El conté vio a su hija al volver la cabeza en el curso de lo que parecía una animada conversación con el hombre del pelo blanco. Entonces dejó la copa, dijo unas palabras a su interlocutor y, sorteándolo, fue hacia Paola y Brunetti. Cuando su anfitrión se alejó, el hombre se volvió, para ver quién reclamaba su atención y, en aquel momento, Brunetti recordó su nombre: Maurizio Cataldo, del que se decía que tenía influencia con ciertos miembros de la administración de la ciudad. La mujer seguía mirando por la ventana, absorta en la vista y ajena a la marcha del conte.
Brunetti y Cataldo no habían sido presentados, pero, como solía ocurrir en la ciudad, Brunetti conocía su historia a grandes rasgos. La familia había llegado de Friuli a principios del siglo pasado, según creía, había prosperado durante la época fascista y se había enriquecido más aún durante el boom de los años sesenta. ¿Construcción? ¿Transportes? No estaba seguro.
El conte llegó junto a Brunetti y Paola, los besó en ambas mejillas y se volvió hacia la pareja con la que había estado hablando, mientras decía:
– Paola, tú ya los conoces -Y a Brunetti-: Pero tú, Guido, no lo sé, y ellos desean conocerte.
Esto podía ser cierto de Cataldo, que los veía acercarse enarcando las cejas y ladeando la barbilla mientras sus ojos iban de Paola a Brunetti con franca curiosidad. Pero era imposible descifrar la expresión de la mujer, aunque quizá sería más exacto decir que su cara expresaba una grata y permanente expectación, fijada de manera inmutable por las manos de un cirujano. La boca estaba configurada como para estar el resto de su tiempo de permanencia en la tierra entreabierta en una pequeña sonrisa, como la que dedicarías al nietecito de la criada. La sonrisa, en tanto que expresión de agrado, era fina, pero los labios que la dibujaban eran gruesos, carnosos y de un intenso rojo cereza. Los ojos asomaban por encima de unos pómulos abultados y prietos, color de rosa, del tamaño de un kiwi cortado por la mitad en sentido longitudinal. La nariz arrancaba de un punto de la frente más alto de lo normal y era roma, como si la hubieran aplastado con una espátula una vez colocada.
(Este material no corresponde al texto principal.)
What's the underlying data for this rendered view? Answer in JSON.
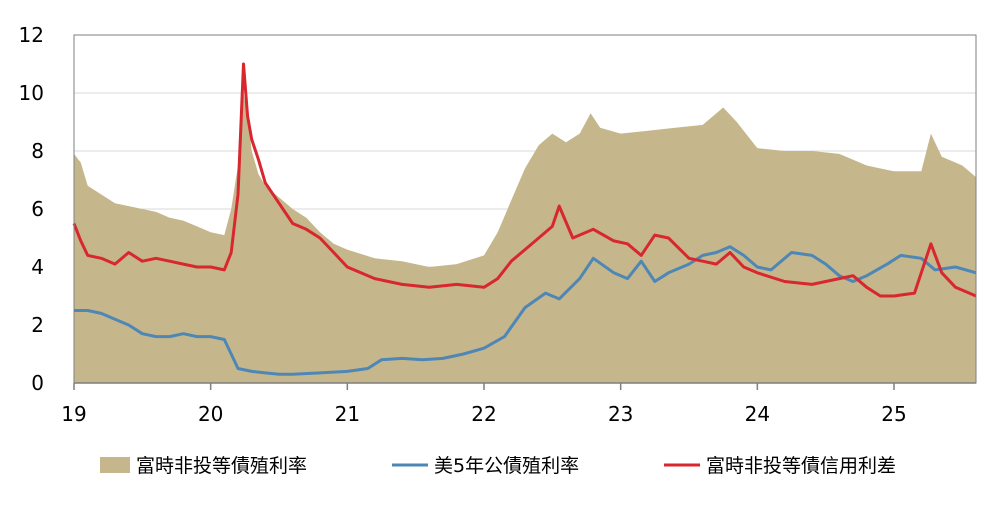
{
  "chart_data": {
    "type": "area",
    "title": "",
    "xlabel": "",
    "ylabel": "",
    "xlim": [
      2019.0,
      2025.6
    ],
    "ylim": [
      0,
      12
    ],
    "y_ticks": [
      "0",
      "2",
      "4",
      "6",
      "8",
      "10",
      "12"
    ],
    "y_tick_values": [
      0,
      2,
      4,
      6,
      8,
      10,
      12
    ],
    "x_ticks": [
      "19",
      "20",
      "21",
      "22",
      "23",
      "24",
      "25"
    ],
    "x_tick_values": [
      2019,
      2020,
      2021,
      2022,
      2023,
      2024,
      2025
    ],
    "grid": "horizontal",
    "legend_position": "bottom",
    "series": [
      {
        "name": "富時非投等債殖利率",
        "kind": "area",
        "color": "#c5b78b",
        "x": [
          2019.0,
          2019.05,
          2019.1,
          2019.2,
          2019.3,
          2019.4,
          2019.5,
          2019.6,
          2019.7,
          2019.8,
          2019.9,
          2020.0,
          2020.1,
          2020.15,
          2020.2,
          2020.24,
          2020.27,
          2020.3,
          2020.35,
          2020.4,
          2020.5,
          2020.6,
          2020.7,
          2020.8,
          2020.9,
          2021.0,
          2021.2,
          2021.4,
          2021.6,
          2021.8,
          2022.0,
          2022.1,
          2022.2,
          2022.3,
          2022.4,
          2022.5,
          2022.6,
          2022.7,
          2022.78,
          2022.85,
          2023.0,
          2023.2,
          2023.4,
          2023.6,
          2023.75,
          2023.85,
          2024.0,
          2024.2,
          2024.4,
          2024.6,
          2024.8,
          2025.0,
          2025.2,
          2025.27,
          2025.35,
          2025.5,
          2025.6
        ],
        "values": [
          7.9,
          7.6,
          6.8,
          6.5,
          6.2,
          6.1,
          6.0,
          5.9,
          5.7,
          5.6,
          5.4,
          5.2,
          5.1,
          6.0,
          7.5,
          10.0,
          9.2,
          8.0,
          7.2,
          6.8,
          6.4,
          6.0,
          5.7,
          5.2,
          4.8,
          4.6,
          4.3,
          4.2,
          4.0,
          4.1,
          4.4,
          5.2,
          6.3,
          7.4,
          8.2,
          8.6,
          8.3,
          8.6,
          9.3,
          8.8,
          8.6,
          8.7,
          8.8,
          8.9,
          9.5,
          9.0,
          8.1,
          8.0,
          8.0,
          7.9,
          7.5,
          7.3,
          7.3,
          8.6,
          7.8,
          7.5,
          7.1
        ]
      },
      {
        "name": "美5年公債殖利率",
        "kind": "line",
        "color": "#4e87b6",
        "x": [
          2019.0,
          2019.1,
          2019.2,
          2019.3,
          2019.4,
          2019.5,
          2019.6,
          2019.7,
          2019.8,
          2019.9,
          2020.0,
          2020.1,
          2020.15,
          2020.2,
          2020.3,
          2020.4,
          2020.5,
          2020.6,
          2020.8,
          2021.0,
          2021.15,
          2021.25,
          2021.4,
          2021.55,
          2021.7,
          2021.85,
          2022.0,
          2022.15,
          2022.3,
          2022.45,
          2022.55,
          2022.7,
          2022.8,
          2022.95,
          2023.05,
          2023.15,
          2023.25,
          2023.35,
          2023.5,
          2023.6,
          2023.7,
          2023.8,
          2023.9,
          2024.0,
          2024.1,
          2024.25,
          2024.4,
          2024.5,
          2024.6,
          2024.7,
          2024.8,
          2024.95,
          2025.05,
          2025.2,
          2025.3,
          2025.45,
          2025.6
        ],
        "values": [
          2.5,
          2.5,
          2.4,
          2.2,
          2.0,
          1.7,
          1.6,
          1.6,
          1.7,
          1.6,
          1.6,
          1.5,
          1.0,
          0.5,
          0.4,
          0.35,
          0.3,
          0.3,
          0.35,
          0.4,
          0.5,
          0.8,
          0.85,
          0.8,
          0.85,
          1.0,
          1.2,
          1.6,
          2.6,
          3.1,
          2.9,
          3.6,
          4.3,
          3.8,
          3.6,
          4.2,
          3.5,
          3.8,
          4.1,
          4.4,
          4.5,
          4.7,
          4.4,
          4.0,
          3.9,
          4.5,
          4.4,
          4.1,
          3.7,
          3.5,
          3.7,
          4.1,
          4.4,
          4.3,
          3.9,
          4.0,
          3.8
        ]
      },
      {
        "name": "富時非投等債信用利差",
        "kind": "line",
        "color": "#d8272e",
        "x": [
          2019.0,
          2019.05,
          2019.1,
          2019.2,
          2019.3,
          2019.4,
          2019.5,
          2019.6,
          2019.7,
          2019.8,
          2019.9,
          2020.0,
          2020.1,
          2020.15,
          2020.2,
          2020.24,
          2020.27,
          2020.3,
          2020.35,
          2020.4,
          2020.5,
          2020.6,
          2020.7,
          2020.8,
          2020.9,
          2021.0,
          2021.2,
          2021.4,
          2021.6,
          2021.8,
          2022.0,
          2022.1,
          2022.2,
          2022.3,
          2022.4,
          2022.5,
          2022.55,
          2022.65,
          2022.8,
          2022.95,
          2023.05,
          2023.15,
          2023.25,
          2023.35,
          2023.5,
          2023.6,
          2023.7,
          2023.8,
          2023.9,
          2024.0,
          2024.2,
          2024.4,
          2024.6,
          2024.7,
          2024.8,
          2024.9,
          2025.0,
          2025.15,
          2025.27,
          2025.35,
          2025.45,
          2025.6
        ],
        "values": [
          5.5,
          4.9,
          4.4,
          4.3,
          4.1,
          4.5,
          4.2,
          4.3,
          4.2,
          4.1,
          4.0,
          4.0,
          3.9,
          4.5,
          6.5,
          11.0,
          9.2,
          8.4,
          7.7,
          6.9,
          6.2,
          5.5,
          5.3,
          5.0,
          4.5,
          4.0,
          3.6,
          3.4,
          3.3,
          3.4,
          3.3,
          3.6,
          4.2,
          4.6,
          5.0,
          5.4,
          6.1,
          5.0,
          5.3,
          4.9,
          4.8,
          4.4,
          5.1,
          5.0,
          4.3,
          4.2,
          4.1,
          4.5,
          4.0,
          3.8,
          3.5,
          3.4,
          3.6,
          3.7,
          3.3,
          3.0,
          3.0,
          3.1,
          4.8,
          3.8,
          3.3,
          3.0
        ]
      }
    ]
  }
}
El cutis era perfecto, sin asomo de arruga ni mácula, como el de un niño. El pelo en nada se distinguía del oro batido, y Brunetti entendía de moda lo suficiente como para saber que el vestido había costado más que cualquiera de los trajes que él había tenido.
Así que ésta debía de ser la Superliftata , la segunda esposa de Cataldo, pariente lejana de la contessa, a la que Brunetti conocía de oídas pero no había visto hasta ahora. Un rápido repaso al archivo de cotilleos de su memoria le hizo recordar que la mujer procedía del Norte, que era retraída y, por alguna oculta razón, extraña.
– Ah -empezó el conte, interrumpiendo los pensamientos de Brunetti. Paola se adelantó, besó a la mujer y estrechó la mano del hombre. Dirigiéndose a la mujer, el conte dijo-: Franca, te presento a Guido Brunetti, mi yerno, el marido de Paola -y a Brunetti-: Guido, te presento a Franca Marinello y su marido, Maurizio Cataldo -dio un paso atrás y, con un ademán, invitó a Brunetti a adelantarse, como si Brunetti y Paola fueran un regalo de Navidad que ofrecía a la otra pareja.
Brunetti dio la mano a la mujer, que la estrechó con sorprendente firmeza, y al hombre, cuya palma tenía un tacto seco, como si necesitara que le quitaran el polvo.
– Piacere -dijo, sonriendo primero a los ojos de la mujer y después a los del hombre, de un azul pálido.
El hombre movió la cabeza de arriba abajo, pero fue la mujer quien habló:
– Su madre política habla muy bien de usted desde hace años. Mucho gusto de conocerle por fin.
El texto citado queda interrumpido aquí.